Re: Online checksums verification in the backend

From: Masahiko Sawada <masahiko(dot)sawada(at)2ndquadrant(dot)com>
To: Julien Rouhaud <rjuju123(at)gmail(dot)com>
Cc: Michael Paquier <michael(at)paquier(dot)xyz>, Robert Haas <robertmhaas(at)gmail(dot)com>, PostgreSQL Hackers <pgsql-hackers(at)lists(dot)postgresql(dot)org>, Masahiko Sawada <sawada(dot)mshk(at)gmail(dot)com>
Subject: Re: Online checksums verification in the backend
Date: 2020-04-03 03:24:50
Message-ID: CA+fd4k4--o41NxwN2kjfRn6W474R-P9D8aL8FW27nQmWm0++hA@mail.gmail.com
Views: Raw Message | Whole Thread | Download mbox | Resend email
Thread:
Lists: pgsql-hackers

On Sat, 28 Mar 2020 at 21:19, Julien Rouhaud <rjuju123(at)gmail(dot)com> wrote:
>
> On Sat, Mar 28, 2020 at 12:28:27PM +0900, Masahiko Sawada wrote:
> > On Wed, 18 Mar 2020 at 19:11, Julien Rouhaud <rjuju123(at)gmail(dot)com> wrote:
> > >
> > > v5 attached
> >
> > Thank you for updating the patch. I have some comments:
>
> Thanks a lot for the review!

Thank you for updating the patch!

> > 4.
> > + /* Check if the relation (still) exists */
> > + if (SearchSysCacheExists1(RELOID, ObjectIdGetDatum(relid)))
> > + {
> > + /*
> > + * We use a standard relation_open() to acquire the initial lock. It
> > + * means that this will block until the lock is acquired, or will
> > + * raise an ERROR if lock_timeout has been set. If caller wants to
> > + * check multiple tables while relying on a maximum wait time, it
> > + * should process tables one by one instead of relying on a global
> > + * processing with the main SRF.
> > + */
> > + relation = relation_open(relid, AccessShareLock);
> > + }
> >
> > IIUC the above was necessary because we used to have
> > check_all_relations() which iterates all relations on the database to
> > do checksum checks. But now that we don't have that function and
> > pg_check_relation processes one relation. Can we just do
> > relation_open() here?
>
> Ah yes I missed that comment. I think only the comment needed to be updated to
> remove any part related to NULL-relation call. I ended up removign the whole
> comment since locking and lock_timeout behavior is inherent to relation_open
> and there's no need to document that any further now that we always only check
> one relation at a time.

The current patch still checks SearchSysCacheExists1() before
relation_open. Why do we need to call SearchSysCacheExists1() here? I
think if the given relation doesn't exist, relation_open() will raise
an error "could not open relation with OID %u".

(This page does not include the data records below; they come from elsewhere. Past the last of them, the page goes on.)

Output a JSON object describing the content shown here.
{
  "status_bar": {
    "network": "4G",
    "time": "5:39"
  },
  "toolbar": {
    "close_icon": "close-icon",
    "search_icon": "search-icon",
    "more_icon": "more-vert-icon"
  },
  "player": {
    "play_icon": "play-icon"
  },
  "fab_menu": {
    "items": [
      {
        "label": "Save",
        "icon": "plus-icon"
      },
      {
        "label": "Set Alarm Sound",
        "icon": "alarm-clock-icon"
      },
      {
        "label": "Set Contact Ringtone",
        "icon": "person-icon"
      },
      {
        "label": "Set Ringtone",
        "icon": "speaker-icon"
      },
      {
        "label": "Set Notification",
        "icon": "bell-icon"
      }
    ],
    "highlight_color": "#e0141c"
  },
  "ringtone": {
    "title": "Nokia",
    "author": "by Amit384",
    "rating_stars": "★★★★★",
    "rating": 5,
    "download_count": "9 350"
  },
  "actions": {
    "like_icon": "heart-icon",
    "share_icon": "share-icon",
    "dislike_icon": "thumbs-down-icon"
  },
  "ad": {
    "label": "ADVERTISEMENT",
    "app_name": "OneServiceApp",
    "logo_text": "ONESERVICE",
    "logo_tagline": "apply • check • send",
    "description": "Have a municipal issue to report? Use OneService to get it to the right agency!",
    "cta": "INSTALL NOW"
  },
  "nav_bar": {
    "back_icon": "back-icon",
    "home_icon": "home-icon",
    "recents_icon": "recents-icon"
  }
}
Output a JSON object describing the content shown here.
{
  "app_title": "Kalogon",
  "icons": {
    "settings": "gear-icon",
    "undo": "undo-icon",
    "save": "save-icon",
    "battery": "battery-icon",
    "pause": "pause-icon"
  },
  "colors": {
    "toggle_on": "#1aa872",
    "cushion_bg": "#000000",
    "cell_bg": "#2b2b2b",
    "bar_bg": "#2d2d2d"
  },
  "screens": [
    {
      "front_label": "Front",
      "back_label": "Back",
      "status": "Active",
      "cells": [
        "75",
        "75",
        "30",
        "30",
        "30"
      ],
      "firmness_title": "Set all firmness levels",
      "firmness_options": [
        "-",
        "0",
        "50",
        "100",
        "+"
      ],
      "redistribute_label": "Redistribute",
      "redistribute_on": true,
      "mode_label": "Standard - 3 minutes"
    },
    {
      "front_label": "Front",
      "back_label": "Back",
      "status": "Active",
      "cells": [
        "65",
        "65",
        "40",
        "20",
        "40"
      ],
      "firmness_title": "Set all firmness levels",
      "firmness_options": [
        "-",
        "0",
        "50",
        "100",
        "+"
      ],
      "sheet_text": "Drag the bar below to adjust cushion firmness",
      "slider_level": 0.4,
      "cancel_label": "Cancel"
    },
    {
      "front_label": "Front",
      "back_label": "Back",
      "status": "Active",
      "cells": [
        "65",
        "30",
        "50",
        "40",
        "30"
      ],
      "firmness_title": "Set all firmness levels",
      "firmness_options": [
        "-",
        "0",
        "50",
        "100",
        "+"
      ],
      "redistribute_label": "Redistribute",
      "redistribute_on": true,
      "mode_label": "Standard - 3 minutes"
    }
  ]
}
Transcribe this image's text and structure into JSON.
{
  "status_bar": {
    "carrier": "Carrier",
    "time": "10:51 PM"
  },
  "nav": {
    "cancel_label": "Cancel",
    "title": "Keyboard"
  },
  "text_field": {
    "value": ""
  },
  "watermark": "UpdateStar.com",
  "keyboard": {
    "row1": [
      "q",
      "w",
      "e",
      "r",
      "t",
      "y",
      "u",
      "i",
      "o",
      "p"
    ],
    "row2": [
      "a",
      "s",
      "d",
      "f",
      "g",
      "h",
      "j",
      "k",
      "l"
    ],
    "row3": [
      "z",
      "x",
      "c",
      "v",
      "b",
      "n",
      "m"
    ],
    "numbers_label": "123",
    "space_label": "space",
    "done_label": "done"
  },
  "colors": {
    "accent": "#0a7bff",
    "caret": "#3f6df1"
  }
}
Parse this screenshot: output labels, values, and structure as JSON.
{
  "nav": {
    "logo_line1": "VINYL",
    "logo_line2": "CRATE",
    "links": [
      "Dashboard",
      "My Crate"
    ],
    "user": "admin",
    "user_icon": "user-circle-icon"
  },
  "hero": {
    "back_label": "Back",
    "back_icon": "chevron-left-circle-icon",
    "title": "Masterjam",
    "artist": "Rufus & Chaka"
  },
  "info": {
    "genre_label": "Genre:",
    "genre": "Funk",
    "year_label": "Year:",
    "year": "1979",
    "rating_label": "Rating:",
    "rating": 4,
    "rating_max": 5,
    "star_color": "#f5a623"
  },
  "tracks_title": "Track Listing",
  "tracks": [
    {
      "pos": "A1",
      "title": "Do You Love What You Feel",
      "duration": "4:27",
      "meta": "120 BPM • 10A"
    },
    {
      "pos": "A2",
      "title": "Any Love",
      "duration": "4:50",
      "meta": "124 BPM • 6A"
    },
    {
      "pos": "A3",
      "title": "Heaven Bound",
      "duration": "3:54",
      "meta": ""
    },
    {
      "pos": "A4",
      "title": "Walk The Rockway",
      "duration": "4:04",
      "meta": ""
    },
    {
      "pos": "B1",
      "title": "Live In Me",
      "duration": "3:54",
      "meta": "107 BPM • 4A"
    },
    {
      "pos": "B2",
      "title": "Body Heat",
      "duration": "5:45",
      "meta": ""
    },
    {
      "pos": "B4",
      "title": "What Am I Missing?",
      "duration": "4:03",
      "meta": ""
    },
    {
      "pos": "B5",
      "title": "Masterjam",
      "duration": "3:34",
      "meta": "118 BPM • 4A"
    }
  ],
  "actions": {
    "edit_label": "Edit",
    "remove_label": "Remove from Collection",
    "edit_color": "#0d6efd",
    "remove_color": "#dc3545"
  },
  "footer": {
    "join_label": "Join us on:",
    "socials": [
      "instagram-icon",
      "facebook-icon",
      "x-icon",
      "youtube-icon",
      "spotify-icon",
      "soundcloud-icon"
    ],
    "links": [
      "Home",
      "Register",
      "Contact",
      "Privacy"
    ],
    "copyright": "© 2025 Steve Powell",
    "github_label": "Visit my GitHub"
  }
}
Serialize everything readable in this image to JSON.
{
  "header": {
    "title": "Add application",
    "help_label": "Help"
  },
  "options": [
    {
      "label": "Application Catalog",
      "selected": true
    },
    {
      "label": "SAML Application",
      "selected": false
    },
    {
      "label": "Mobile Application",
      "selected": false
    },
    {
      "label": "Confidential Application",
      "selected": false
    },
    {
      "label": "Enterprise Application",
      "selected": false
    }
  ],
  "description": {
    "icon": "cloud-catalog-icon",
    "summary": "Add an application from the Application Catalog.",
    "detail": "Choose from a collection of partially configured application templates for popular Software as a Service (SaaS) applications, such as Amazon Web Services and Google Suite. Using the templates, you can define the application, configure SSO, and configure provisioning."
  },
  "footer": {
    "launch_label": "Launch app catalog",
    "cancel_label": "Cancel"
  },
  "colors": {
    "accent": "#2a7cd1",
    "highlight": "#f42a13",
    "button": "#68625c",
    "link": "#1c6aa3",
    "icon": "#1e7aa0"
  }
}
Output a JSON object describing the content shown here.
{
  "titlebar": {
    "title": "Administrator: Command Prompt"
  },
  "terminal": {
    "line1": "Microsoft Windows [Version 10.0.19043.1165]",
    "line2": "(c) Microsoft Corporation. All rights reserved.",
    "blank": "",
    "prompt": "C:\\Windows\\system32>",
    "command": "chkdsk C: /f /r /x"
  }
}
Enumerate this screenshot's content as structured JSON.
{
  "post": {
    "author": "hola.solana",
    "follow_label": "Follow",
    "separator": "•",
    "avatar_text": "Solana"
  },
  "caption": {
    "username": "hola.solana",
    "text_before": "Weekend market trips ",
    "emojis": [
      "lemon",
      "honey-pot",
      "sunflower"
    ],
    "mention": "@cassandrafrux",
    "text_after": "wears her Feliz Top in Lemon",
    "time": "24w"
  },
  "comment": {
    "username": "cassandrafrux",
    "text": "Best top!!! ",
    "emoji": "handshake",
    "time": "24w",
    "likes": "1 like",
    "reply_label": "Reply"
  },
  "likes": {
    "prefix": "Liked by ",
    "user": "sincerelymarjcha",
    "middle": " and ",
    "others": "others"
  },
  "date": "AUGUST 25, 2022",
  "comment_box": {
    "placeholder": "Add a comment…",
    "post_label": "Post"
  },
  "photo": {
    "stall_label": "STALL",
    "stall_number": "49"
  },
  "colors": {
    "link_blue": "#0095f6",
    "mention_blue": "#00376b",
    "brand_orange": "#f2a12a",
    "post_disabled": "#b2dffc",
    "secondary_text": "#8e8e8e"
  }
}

+ /* Open the relation if it exists. */
+ if (SearchSysCacheExists1(RELOID, ObjectIdGetDatum(relid)))
+ {
+ relation = relation_open(relid, AccessShareLock);
+ }

> > 8.
> > + if (PageIsVerified(buffer, blkno))
> > + {
> > + /*
> > + * If the page is really new, there won't by any checksum to be
> > + * computed or expected.
> > + */
> > + *chk_expected = *chk_found = NoComputedChecksum;
> > + return true;
> > + }
> > + else
> > + {
> > + /*
> > + * There's a corruption, but since this affect PageIsNew, we
> > + * can't compute a checksum, so set NoComputedChecksum for the
> > + * expected checksum.
> > + */
> > + *chk_expected = NoComputedChecksum;
> > + *chk_found = hdr->pd_checksum;
> > + }
> > + return false;
> >
> > * I think the 'else' is not necessary here.
>
> AFAICT it's, see below.
>
> > * Setting *chk_expected and *chk_found seems useless when we return
> > true. The caller doesn't use them.
>
> Indeed, fixed.

The patch still sets values to both?

+ if (PageIsVerified(buffer, blkno))
+ {
+ /* No corruption. */
+ *chk_expected = *chk_found = NoComputedChecksum;
+ return true;
+ }

>
> > * Should we forcibly overwrite ignore_checksum_failure to off in
> > pg_check_relation()? Otherwise, this logic seems not work fine.
> >
> > * I don't understand why we cannot compute a checksum in case where a
> > page looks like a new page but is actually corrupted. Could you please
> > elaborate on that?
>
> PageIsVerified has a different behavior depending on whether the page looks new
> or not. If the page looks like new, it only checks that it's indeed a new
> page, and otherwise try to verify the checksum.
>
> Also, pg_check_page() has an assert to make sure that the page isn't (or don't
> look like) new.
>
> So it seems to me that the 'else' is required to properly detect a real or fake
> PageIsNew, and try to compute checksums only when required.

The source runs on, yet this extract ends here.